Görüntülediğiniz mahkeme kararı henüz kesinleşmemiştir. Yararlı olması amacıyla eklenmiştir.

T.C.
İSTANBUL
BÖLGE ADLİYE MAHKEMESİ
43. HUKUK DAİRESİ
DOSYA NO: 2020/1177
KARAR NO: 2022/1463
T Ü R K M İ L L E T İ A D I N A
İ S T İ N A F K A R A R I
İNCELENEN KARARIN
MAHKEMESİ: BAKIRKÖY 5. ASLİYE TİCARET MAHKEMESİ
TARİHİ: 03/10/2019
NUMARASI: 2018/251 Esas – 2019/1059 Karar
DAVA: Tazminat (Haksız Rekabetten Kaynaklanan)
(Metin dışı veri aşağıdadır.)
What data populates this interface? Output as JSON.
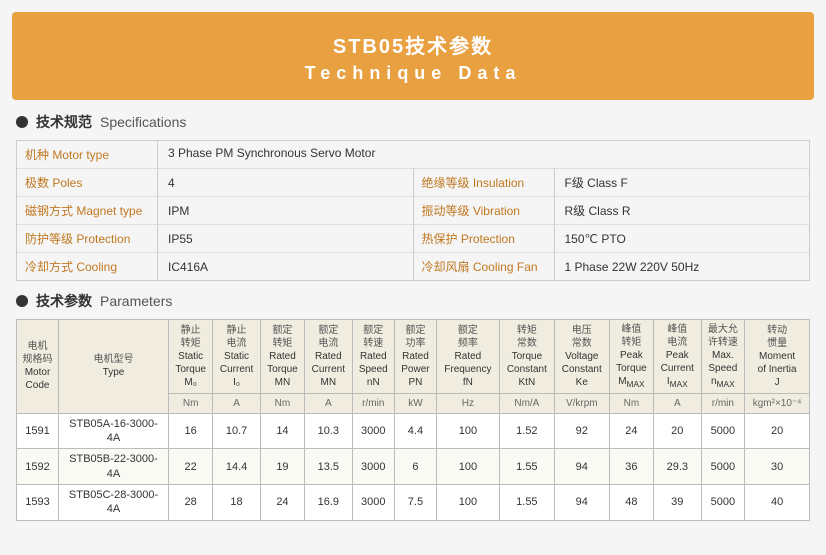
{
  "header": {
    "title_cn": "STB05技术参数",
    "title_en": "Technique  Data"
  },
  "specs_section": {
    "heading_cn": "技术规范",
    "heading_en": "Specifications",
    "rows": [
      {
        "left_label": "机种 Motor type",
        "left_value": "3 Phase PM Synchronous Servo Motor",
        "right_label": "",
        "right_value": ""
      },
      {
        "left_label": "极数 Poles",
        "left_value": "4",
        "right_label": "绝缘等级 Insulation",
        "right_value": "F级  Class F"
      },
      {
        "left_label": "磁钢方式 Magnet type",
        "left_value": "IPM",
        "right_label": "振动等级 Vibration",
        "right_value": "R级  Class R"
      },
      {
        "left_label": "防护等级 Protection",
        "left_value": "IP55",
        "right_label": "热保护 Protection",
        "right_value": "150℃ PTO"
      },
      {
        "left_label": "冷却方式 Cooling",
        "left_value": "IC416A",
        "right_label": "冷却风扇 Cooling Fan",
        "right_value": "1 Phase  22W  220V  50Hz"
      }
    ]
  },
  "params_section": {
    "heading_cn": "技术参数",
    "heading_en": "Parameters",
    "columns": [
      {
        "cn": "电机\n规格码",
        "en": "Motor\nCode",
        "sym": "",
        "unit": ""
      },
      {
        "cn": "电机型号",
        "en": "Type",
        "sym": "",
        "unit": ""
      },
      {
        "cn": "静止\n转矩",
        "en": "Static\nTorque",
        "sym": "M₀",
        "unit": "Nm"
      },
      {
        "cn": "静止\n电流",
        "en": "Static\nCurrent",
        "sym": "I₀",
        "unit": "A"
      },
      {
        "cn": "额定\n转矩",
        "en": "Rated\nTorque",
        "sym": "MN",
        "unit": "Nm"
      },
      {
        "cn": "额定\n电流",
        "en": "Rated\nCurrent",
        "sym": "MN",
        "unit": "A"
      },
      {
        "cn": "额定\n转速",
        "en": "Rated\nSpeed",
        "sym": "nN",
        "unit": "r/min"
      },
      {
        "cn": "额定\n功率",
        "en": "Rated\nPower",
        "sym": "PN",
        "unit": "kW"
      },
      {
        "cn": "额定\n频率",
        "en": "Rated\nFrequency",
        "sym": "fN",
        "unit": "Hz"
      },
      {
        "cn": "转矩\n常数",
        "en": "Torque\nConstant",
        "sym": "KtN",
        "unit": "Nm/A"
      },
      {
        "cn": "电压\n常数",
        "en": "Voltage\nConstant",
        "sym": "Ke",
        "unit": "V/krpm"
      },
      {
        "cn": "峰值\n转矩",
        "en": "Peak\nTorque",
        "sym": "MMAX",
        "unit": "Nm"
      },
      {
        "cn": "峰值\n电流",
        "en": "Peak\nCurrent",
        "sym": "IMAX",
        "unit": "A"
      },
      {
        "cn": "最大允\n许转速",
        "en": "Max.\nSpeed",
        "sym": "nMAX",
        "unit": "r/min"
      },
      {
        "cn": "转动\n惯量",
        "en": "Moment\nof Inertia",
        "sym": "J",
        "unit": "kgm²×10⁻⁴"
      }
    ],
    "rows": [
      {
        "code": "1591",
        "type": "STB05A-16-3000-4A",
        "m0": 16,
        "i0": 10.7,
        "mn_torque": 14,
        "mn_current": 10.3,
        "speed": 3000,
        "power": 4.4,
        "freq": 100,
        "kt": 1.52,
        "ke": 92,
        "peak_torque": 24,
        "peak_current": 20.0,
        "max_speed": 5000,
        "inertia": 20
      },
      {
        "code": "1592",
        "type": "STB05B-22-3000-4A",
        "m0": 22,
        "i0": 14.4,
        "mn_torque": 19,
        "mn_current": 13.5,
        "speed": 3000,
        "power": 6.0,
        "freq": 100,
        "kt": 1.55,
        "ke": 94,
        "peak_torque": 36,
        "peak_current": 29.3,
        "max_speed": 5000,
        "inertia": 30
      },
      {
        "code": "1593",
        "type": "STB05C-28-3000-4A",
        "m0": 28,
        "i0": 18.0,
        "mn_torque": 24,
        "mn_current": 16.9,
        "speed": 3000,
        "power": 7.5,
        "freq": 100,
        "kt": 1.55,
        "ke": 94,
        "peak_torque": 48,
        "peak_current": 39.0,
        "max_speed": 5000,
        "inertia": 40
      }
    ]
  }
}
İSTİNAF KARAR TARİHİ: 27/12/2022
Taraflar arasında görülen dava neticesinde ilk derece mahkemesince verilen hükmün davacılar vekilince istinaf edilmesi üzerine düzenlenen rapor ve dosya kapsamı incelenip gereği görüşülüp düşünüldü;
TARAFLARIN İDDİA VE SAVUNMALARININ ÖZETİ:
DAVA: Davacılar vekili dava dilekçesinde özetle; müvekkili …’ın … İşkembe Salonu ismi altında … yılında Zeytinburnunda faaliyete başlatıldığını, müvekkili … yılından beri nizasız ve fasılasız olarak “…” markası altında ticari faaliyetini sürdürdüğünü, … markasını Türk Patent ve Marka Kurumuna tescil ettirdiğini, davalı firmanın meşru bir hakkı olmamasına rağmen müvekkilinin markasının tanınmışlığından yararlandığını, davalının marka kullanımının haksız rekabet teşkil ettiğini, davalıya müvekkilin marka hakkına tecavüz eden fiillerden vazgeçmesi, müvekkilinin tescili markasını yada bununla iltibas oluşturacak bir ibarenin, kullanımına derhal son verilmesi aksi taktirde hukuki ve cezai yollara başvurularacağına ilişkin ihtarname gönderildiğini, ancak olumlu bir cevap alınamadığını belirterek davalının kullanmakta olduğu … ibareli tabelaların indirilmesine, … ibaresini taşıyan tanıtım evraklarına el konulmasına, we sayfasının erşime kapatılmasına ve benzeri ihlallerin önlenmesine, davalının müvekkilinin unvan ve markasına yönelik fiillerinin haksız olup olmadığının tespitine, oluşan haksız rekabetin menine, haksız rekabetin sonucu olan maddi durumun ortadan kaldırılmasına, haksız rekabet sonucunda davalının elde etmesi mümkün görülen menfaatin karşılığı olarak şimdilik 10.000TL maddi ve 10.000TL manevi tazminatın davalıdan tahsiline, davalının ticaret ünvanından … ibaresinin terkinine karar verilmesini talep ve dava etmiştir.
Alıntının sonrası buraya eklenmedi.